Tuesday, September 1, 2009
CAN WE RECONCILE ROLLS, RELATIONS AND IDENTITY?
Can We Reconcile Rolls, Relations and Identity?
Indian Country Today
Story Published: Aug 30, 2009
(Story Updated: Aug 28, 2009 )
Before the 1970s, tribal rolls were controlled and determined by BIA policy, but since then tribes have won the power and freedom to determine tribal enrollment requirements. Nevertheless, many tribes continue with legacy membership requirements from the days when the BIA made and administered the tribal rolls.
The ability to construct and administer tribal rolls is a significant product of the present-day self-determination policy. Determining membership is a fundamental political right and cultural responsibility of any nation. Increasingly, tribal governments are turning their attention to membership issues for a variety of reasons. Gaming tribes have scrutinized their tribal rolls and procedures. Other tribes are managing long-standing debates about who qualifies as a tribal member and who does not. Many Indian nations are rethinking constitutional governments and in the process, developing and recording rules of membership.
Determining membership is a
fundamental political right and
cultural responsibility of any nation.
Creating membership requirements is a great responsibility and for some nations, the exercise has become highly politicized. The possibility of determining tribal membership offers a fundamental opportunity to exercise sovereignty, but at the same time presents councils with the often difficult task of deciding how to define its citizenry. Some governments have very clear, ancient rules. For example, many Haudenosaunee (Iroquois) nations still use a matrilineal clan system, whereby a person reckons descent and citizenship through the clan of their mother.

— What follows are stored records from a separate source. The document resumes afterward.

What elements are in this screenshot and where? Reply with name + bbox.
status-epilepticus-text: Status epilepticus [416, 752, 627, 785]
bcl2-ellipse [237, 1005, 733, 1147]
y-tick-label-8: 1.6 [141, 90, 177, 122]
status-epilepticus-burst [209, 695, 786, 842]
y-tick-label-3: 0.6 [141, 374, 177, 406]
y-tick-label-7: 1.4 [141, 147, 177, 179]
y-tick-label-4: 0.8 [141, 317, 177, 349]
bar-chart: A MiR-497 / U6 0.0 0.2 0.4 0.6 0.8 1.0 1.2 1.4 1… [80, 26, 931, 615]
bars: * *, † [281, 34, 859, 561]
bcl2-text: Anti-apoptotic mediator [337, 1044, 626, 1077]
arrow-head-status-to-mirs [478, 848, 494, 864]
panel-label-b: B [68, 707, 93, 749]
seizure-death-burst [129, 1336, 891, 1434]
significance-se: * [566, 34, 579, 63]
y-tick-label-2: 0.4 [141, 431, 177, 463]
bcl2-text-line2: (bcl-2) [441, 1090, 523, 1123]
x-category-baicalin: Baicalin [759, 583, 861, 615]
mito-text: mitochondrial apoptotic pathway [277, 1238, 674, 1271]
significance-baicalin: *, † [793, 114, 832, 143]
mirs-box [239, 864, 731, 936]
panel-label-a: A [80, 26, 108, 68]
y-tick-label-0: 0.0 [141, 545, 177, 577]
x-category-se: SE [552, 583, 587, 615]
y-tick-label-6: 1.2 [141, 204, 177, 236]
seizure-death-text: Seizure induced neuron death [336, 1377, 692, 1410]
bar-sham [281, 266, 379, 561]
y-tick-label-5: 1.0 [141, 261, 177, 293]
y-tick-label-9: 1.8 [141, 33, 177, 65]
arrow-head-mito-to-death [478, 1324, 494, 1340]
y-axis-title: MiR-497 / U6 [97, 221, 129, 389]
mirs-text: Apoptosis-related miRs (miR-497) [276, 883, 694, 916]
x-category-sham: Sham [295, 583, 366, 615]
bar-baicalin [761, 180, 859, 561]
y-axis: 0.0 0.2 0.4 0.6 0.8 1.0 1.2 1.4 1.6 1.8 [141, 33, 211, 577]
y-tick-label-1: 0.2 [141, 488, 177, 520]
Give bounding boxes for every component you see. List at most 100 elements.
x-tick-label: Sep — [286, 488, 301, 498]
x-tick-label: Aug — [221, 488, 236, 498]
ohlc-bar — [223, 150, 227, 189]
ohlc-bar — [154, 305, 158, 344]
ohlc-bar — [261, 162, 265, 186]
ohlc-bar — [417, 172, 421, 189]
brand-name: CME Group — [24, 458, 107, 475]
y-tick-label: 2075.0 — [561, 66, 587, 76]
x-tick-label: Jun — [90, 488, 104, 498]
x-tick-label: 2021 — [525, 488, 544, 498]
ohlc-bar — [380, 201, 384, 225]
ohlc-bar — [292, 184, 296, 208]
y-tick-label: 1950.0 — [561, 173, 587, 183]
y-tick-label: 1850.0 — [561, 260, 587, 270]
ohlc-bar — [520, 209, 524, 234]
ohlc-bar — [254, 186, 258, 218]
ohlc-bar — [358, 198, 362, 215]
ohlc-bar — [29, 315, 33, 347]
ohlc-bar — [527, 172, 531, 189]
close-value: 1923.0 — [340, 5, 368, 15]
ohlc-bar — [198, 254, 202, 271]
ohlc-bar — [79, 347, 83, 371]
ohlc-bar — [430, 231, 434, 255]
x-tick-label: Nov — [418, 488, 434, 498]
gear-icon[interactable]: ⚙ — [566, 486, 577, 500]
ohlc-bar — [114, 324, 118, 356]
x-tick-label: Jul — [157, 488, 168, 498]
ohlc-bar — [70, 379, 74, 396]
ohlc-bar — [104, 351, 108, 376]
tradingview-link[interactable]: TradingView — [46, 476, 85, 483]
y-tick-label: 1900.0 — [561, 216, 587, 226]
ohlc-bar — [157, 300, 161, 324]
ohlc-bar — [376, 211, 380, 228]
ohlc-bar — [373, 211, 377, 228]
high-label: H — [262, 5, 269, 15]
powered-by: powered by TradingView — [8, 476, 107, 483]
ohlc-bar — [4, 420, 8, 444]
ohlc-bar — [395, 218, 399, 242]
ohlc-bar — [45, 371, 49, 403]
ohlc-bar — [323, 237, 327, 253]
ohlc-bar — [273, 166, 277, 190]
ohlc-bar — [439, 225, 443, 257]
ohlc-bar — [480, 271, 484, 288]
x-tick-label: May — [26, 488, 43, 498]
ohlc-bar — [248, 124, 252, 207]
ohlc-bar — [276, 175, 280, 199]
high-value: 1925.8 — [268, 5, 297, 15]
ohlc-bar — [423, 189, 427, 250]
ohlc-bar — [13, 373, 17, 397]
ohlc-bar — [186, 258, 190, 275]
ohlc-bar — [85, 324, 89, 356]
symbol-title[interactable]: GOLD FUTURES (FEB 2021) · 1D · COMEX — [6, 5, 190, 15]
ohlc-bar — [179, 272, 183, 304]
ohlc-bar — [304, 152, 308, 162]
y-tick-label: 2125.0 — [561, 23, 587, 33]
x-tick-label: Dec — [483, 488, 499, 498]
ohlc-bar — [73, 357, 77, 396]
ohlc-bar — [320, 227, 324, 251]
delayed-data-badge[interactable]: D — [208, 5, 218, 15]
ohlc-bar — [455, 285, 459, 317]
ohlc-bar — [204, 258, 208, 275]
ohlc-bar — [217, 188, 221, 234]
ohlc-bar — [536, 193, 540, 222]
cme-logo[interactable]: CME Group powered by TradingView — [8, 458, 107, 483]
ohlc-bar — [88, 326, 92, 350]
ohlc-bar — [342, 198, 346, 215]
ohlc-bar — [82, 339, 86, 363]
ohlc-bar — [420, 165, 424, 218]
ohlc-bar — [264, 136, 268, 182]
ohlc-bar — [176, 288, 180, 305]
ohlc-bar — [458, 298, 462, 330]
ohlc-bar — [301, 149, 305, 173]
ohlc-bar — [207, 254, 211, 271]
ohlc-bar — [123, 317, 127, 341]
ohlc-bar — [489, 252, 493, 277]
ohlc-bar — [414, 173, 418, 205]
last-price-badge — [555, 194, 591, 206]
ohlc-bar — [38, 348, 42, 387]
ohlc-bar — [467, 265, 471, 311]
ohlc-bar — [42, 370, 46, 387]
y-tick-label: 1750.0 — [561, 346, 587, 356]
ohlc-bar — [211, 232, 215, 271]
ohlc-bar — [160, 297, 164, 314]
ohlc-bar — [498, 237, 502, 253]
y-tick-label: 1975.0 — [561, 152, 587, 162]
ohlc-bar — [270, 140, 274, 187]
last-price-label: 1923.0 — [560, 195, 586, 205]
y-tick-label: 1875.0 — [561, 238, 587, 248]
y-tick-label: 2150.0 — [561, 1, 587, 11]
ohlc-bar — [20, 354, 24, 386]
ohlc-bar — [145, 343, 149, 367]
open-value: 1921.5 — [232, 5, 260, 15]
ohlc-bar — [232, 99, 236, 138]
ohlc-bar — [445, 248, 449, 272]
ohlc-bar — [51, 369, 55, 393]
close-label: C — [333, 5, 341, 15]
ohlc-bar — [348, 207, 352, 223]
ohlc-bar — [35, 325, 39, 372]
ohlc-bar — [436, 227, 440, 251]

Many tribal nations, however, have members who do not know their kinship or clan groups, or their groups are no longer operable or recognized. Further, many tribal governments have adopted bylaws or Indian Reorganization Act constitutions which define citizenship or membership rules according to non-Native constructs, usually without reference to any traditional criteria. This is at least one complicating factor in modern membership disputes.
Embedded within traditional determinations of membership is a moral community, often characterized by shared ceremonial relations. Membership in the traditional way was a kinship, a moral and sacred set of relations to kin, other clans, the nation, other nations, as well as the natural world.
Most contemporary tribal governments do not use traditional ways to determine tribal membership, although in many communities the continuity of sacred kin groups defines the social and political processes of the community, and are often at direct odds with secular constitutional governments. The words citizen and member do not encompass the moral and kinship structures that continue to inform many Indian communities. Neither citizen nor membership – English words – consider kin group identities, or embrace the worldview of tribal nations. Constructing tribal governments, constitutions and membership rules no longer need be restricted by the legacy of BIA administered membership rules, or even restricted to the secular and individualistic terms of citizen or membership.
Tribal nations should be more conscious of tribal traditions, traditional membership rules, and the social and political power that is represented within community kinship groups and their connections to sacred teachings. We now have a great opportunity to reconsider issues of citizenship, membership and tribal community, and we are free to renew reservations and governments in ways that take into account our own unique cultural histories and kinship relations.
Securing traditional identity and community in contemporary membership and political institutions is a creative and challenging path. By constructing governments, constitutions and tribal rolls that reflect the social and political power of ongoing community relations, we will be more soundly prepared to face the future as tribal nations.